To acquire a (correct) intuition of chance is not easy to begin with, and moving from an intuitive sense to a formal notion of probability presents further problems. Author Deborah Bennett traces the path this process takes in an individual trying to come to grips with concepts of uncertainty and fairness, and also charts the parallel path by which societies have developed ideas about chance. Why, from ancient to modern times, have people resorted to chance in making decisions? Is a decision made by random choice "fair"? What role has gambling played in our understanding of chance? Why do some individuals and societies refuse to accept randomness at all? If understanding randomness is so important to probabilistic thinking, why do the experts disagree about what it really is? And why are our intuitions about chance almost always dead wrong?
Anyone who has puzzled over a probability conundrum is struck by the paradoxes and counterintuitive results that occur at a relatively simple level. Why this should be, and how it has been the case through the ages, for bumblers and brilliant mathematicians alike, is the entertaining and enlightening lesson of Randomness.
This was a surprising historical look at probability and why probability is so difficult for humans to understand (because we rely on our intuition which in the arena of probability is often wrong). The author writes this well and I came away with an appreciation about how long it took humanity to recognize randomness and chance.
I thought it was a very good high level on both the different aspects of randomness with some quality history on the study of it. It’s not a deep dive but the notes contain good content for getting more details and what thinkers to investigate.
I was hoping for more discussion of the philosophy of randomness and how randomness influences, in fact, dominates our lives. However, this short book was more about the mathematics of chance: a brief history of gambling, the bell curve, and the chance of two persons in a group of 25 people having the same birthday (about 50-50), etc., material I already knew. However, author Deborah Bennett poses one interesting question: Is a situation or event random because of our ignorance of its contributing factors or are the causes of a random situation unknowable. For example, any single toss of a coin is considered a random event. But if someone could determine all the properties of the coin and construct a mechanical hand that tosses it exactly the same all the time, plus he had complete knowledge of the wind conditions, etc., could he predict the outcome of each toss 100 percent of the time? It might take weeks or months to acquire this knowledge, making it unlikely anyone would attempt this experiment. Some events, formerly seen as completely random, are now less so, for instance, weather forecasting. One hundred years ago and more, the weather was considered random (except in a general way the change of seasons). Now, with weather satellites, radar, and computers, we much better understand the patterns of weather and can predict with high probability the next day or so the weather at a certain place. Putting this question aside, for the vast majority of humans, life has a high degree of randomness, although less than the worlds of 1,000 years ago or 10,000 years ago. We walk out the door of our house or apartment every day mixing into our world, seeing people, objects, and events that are largely random and uncertain. Life is a fluctuation of surprises.
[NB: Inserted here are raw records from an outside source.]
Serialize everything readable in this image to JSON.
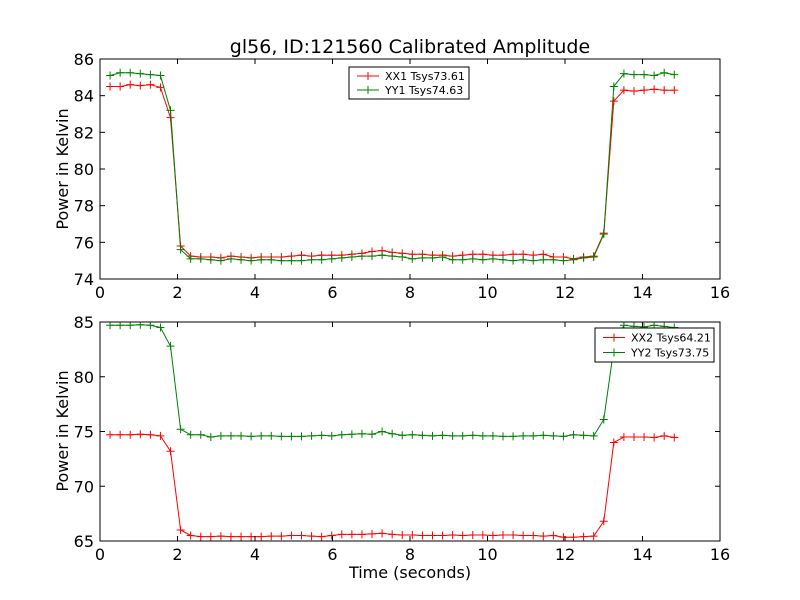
{
  "chart_data": [
    {
      "type": "line",
      "title": "gl56, ID:121560 Calibrated Amplitude",
      "xlabel": "",
      "ylabel": "Power in Kelvin",
      "xlim": [
        0,
        16
      ],
      "ylim": [
        74,
        86
      ],
      "xticks": [
        "0",
        "2",
        "4",
        "6",
        "8",
        "10",
        "12",
        "14",
        "16"
      ],
      "yticks": [
        "74",
        "76",
        "78",
        "80",
        "82",
        "84",
        "86"
      ],
      "grid": false,
      "legend": "top-center",
      "x": [
        0.26,
        0.52,
        0.78,
        1.04,
        1.3,
        1.56,
        1.82,
        2.08,
        2.34,
        2.6,
        2.86,
        3.12,
        3.38,
        3.64,
        3.9,
        4.16,
        4.42,
        4.68,
        4.94,
        5.2,
        5.46,
        5.72,
        5.98,
        6.24,
        6.5,
        6.76,
        7.02,
        7.28,
        7.54,
        7.8,
        8.06,
        8.32,
        8.58,
        8.84,
        9.1,
        9.36,
        9.62,
        9.88,
        10.14,
        10.4,
        10.66,
        10.92,
        11.18,
        11.44,
        11.7,
        11.96,
        12.22,
        12.48,
        12.74,
        13.0,
        13.26,
        13.52,
        13.78,
        14.04,
        14.3,
        14.56,
        14.82
      ],
      "series": [
        {
          "name": "XX1 Tsys73.61",
          "color": "#ff0000",
          "values": [
            84.5,
            84.5,
            84.6,
            84.55,
            84.6,
            84.45,
            82.8,
            75.8,
            75.25,
            75.2,
            75.2,
            75.15,
            75.25,
            75.2,
            75.15,
            75.2,
            75.2,
            75.2,
            75.25,
            75.3,
            75.25,
            75.3,
            75.3,
            75.3,
            75.35,
            75.4,
            75.5,
            75.55,
            75.45,
            75.4,
            75.35,
            75.35,
            75.3,
            75.3,
            75.25,
            75.3,
            75.35,
            75.35,
            75.3,
            75.3,
            75.35,
            75.35,
            75.3,
            75.35,
            75.2,
            75.2,
            75.1,
            75.2,
            75.25,
            76.5,
            83.7,
            84.3,
            84.25,
            84.3,
            84.35,
            84.3,
            84.3
          ]
        },
        {
          "name": "YY1 Tsys74.63",
          "color": "#008000",
          "values": [
            85.1,
            85.25,
            85.25,
            85.2,
            85.15,
            85.1,
            83.2,
            75.6,
            75.1,
            75.1,
            75.05,
            75.0,
            75.1,
            75.05,
            75.0,
            75.05,
            75.05,
            75.0,
            75.0,
            75.0,
            75.05,
            75.05,
            75.1,
            75.15,
            75.2,
            75.25,
            75.25,
            75.3,
            75.25,
            75.2,
            75.1,
            75.15,
            75.15,
            75.2,
            75.05,
            75.05,
            75.1,
            75.05,
            75.1,
            75.05,
            75.0,
            75.05,
            75.0,
            75.05,
            75.05,
            75.0,
            75.05,
            75.15,
            75.2,
            76.45,
            84.5,
            85.2,
            85.15,
            85.15,
            85.1,
            85.25,
            85.15
          ]
        }
      ]
    },
    {
      "type": "line",
      "title": "",
      "xlabel": "Time (seconds)",
      "ylabel": "Power in Kelvin",
      "xlim": [
        0,
        16
      ],
      "ylim": [
        65,
        85
      ],
      "xticks": [
        "0",
        "2",
        "4",
        "6",
        "8",
        "10",
        "12",
        "14",
        "16"
      ],
      "yticks": [
        "65",
        "70",
        "75",
        "80",
        "85"
      ],
      "grid": false,
      "legend": "top-right",
      "x": [
        0.26,
        0.52,
        0.78,
        1.04,
        1.3,
        1.56,
        1.82,
        2.08,
        2.34,
        2.6,
        2.86,
        3.12,
        3.38,
        3.64,
        3.9,
        4.16,
        4.42,
        4.68,
        4.94,
        5.2,
        5.46,
        5.72,
        5.98,
        6.24,
        6.5,
        6.76,
        7.02,
        7.28,
        7.54,
        7.8,
        8.06,
        8.32,
        8.58,
        8.84,
        9.1,
        9.36,
        9.62,
        9.88,
        10.14,
        10.4,
        10.66,
        10.92,
        11.18,
        11.44,
        11.7,
        11.96,
        12.22,
        12.48,
        12.74,
        13.0,
        13.26,
        13.52,
        13.78,
        14.04,
        14.3,
        14.56,
        14.82
      ],
      "series": [
        {
          "name": "XX2 Tsys64.21",
          "color": "#ff0000",
          "values": [
            74.7,
            74.7,
            74.7,
            74.75,
            74.7,
            74.6,
            73.2,
            66.0,
            65.5,
            65.4,
            65.4,
            65.45,
            65.4,
            65.4,
            65.4,
            65.4,
            65.45,
            65.45,
            65.5,
            65.5,
            65.45,
            65.4,
            65.5,
            65.6,
            65.6,
            65.6,
            65.65,
            65.7,
            65.6,
            65.55,
            65.55,
            65.5,
            65.5,
            65.5,
            65.55,
            65.5,
            65.55,
            65.55,
            65.5,
            65.55,
            65.55,
            65.5,
            65.5,
            65.45,
            65.5,
            65.35,
            65.35,
            65.4,
            65.45,
            66.8,
            74.0,
            74.5,
            74.5,
            74.5,
            74.45,
            74.6,
            74.45
          ]
        },
        {
          "name": "YY2 Tsys73.75",
          "color": "#008000",
          "values": [
            84.7,
            84.7,
            84.7,
            84.75,
            84.7,
            84.5,
            82.8,
            75.2,
            74.7,
            74.7,
            74.5,
            74.6,
            74.6,
            74.6,
            74.55,
            74.6,
            74.6,
            74.55,
            74.55,
            74.55,
            74.6,
            74.65,
            74.6,
            74.7,
            74.75,
            74.8,
            74.75,
            75.0,
            74.8,
            74.65,
            74.7,
            74.65,
            74.6,
            74.65,
            74.6,
            74.6,
            74.65,
            74.6,
            74.6,
            74.55,
            74.55,
            74.6,
            74.6,
            74.65,
            74.6,
            74.55,
            74.7,
            74.65,
            74.6,
            76.1,
            82.6,
            84.7,
            84.6,
            84.55,
            84.7,
            84.6,
            84.5
          ]
        }
      ]
    }
  ]
}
A concise and interesting history. I like the emphasis on differentiating random sequence from randomn generation and the important of looking at the practical need. For example, a series of like numbers are totally expected in a long series but may be undesirable for small samples. Many applications really need some basis of disorder. The comprehensive history includes the eventual agreement that both e and pi contain a seemingly random sequence of digits.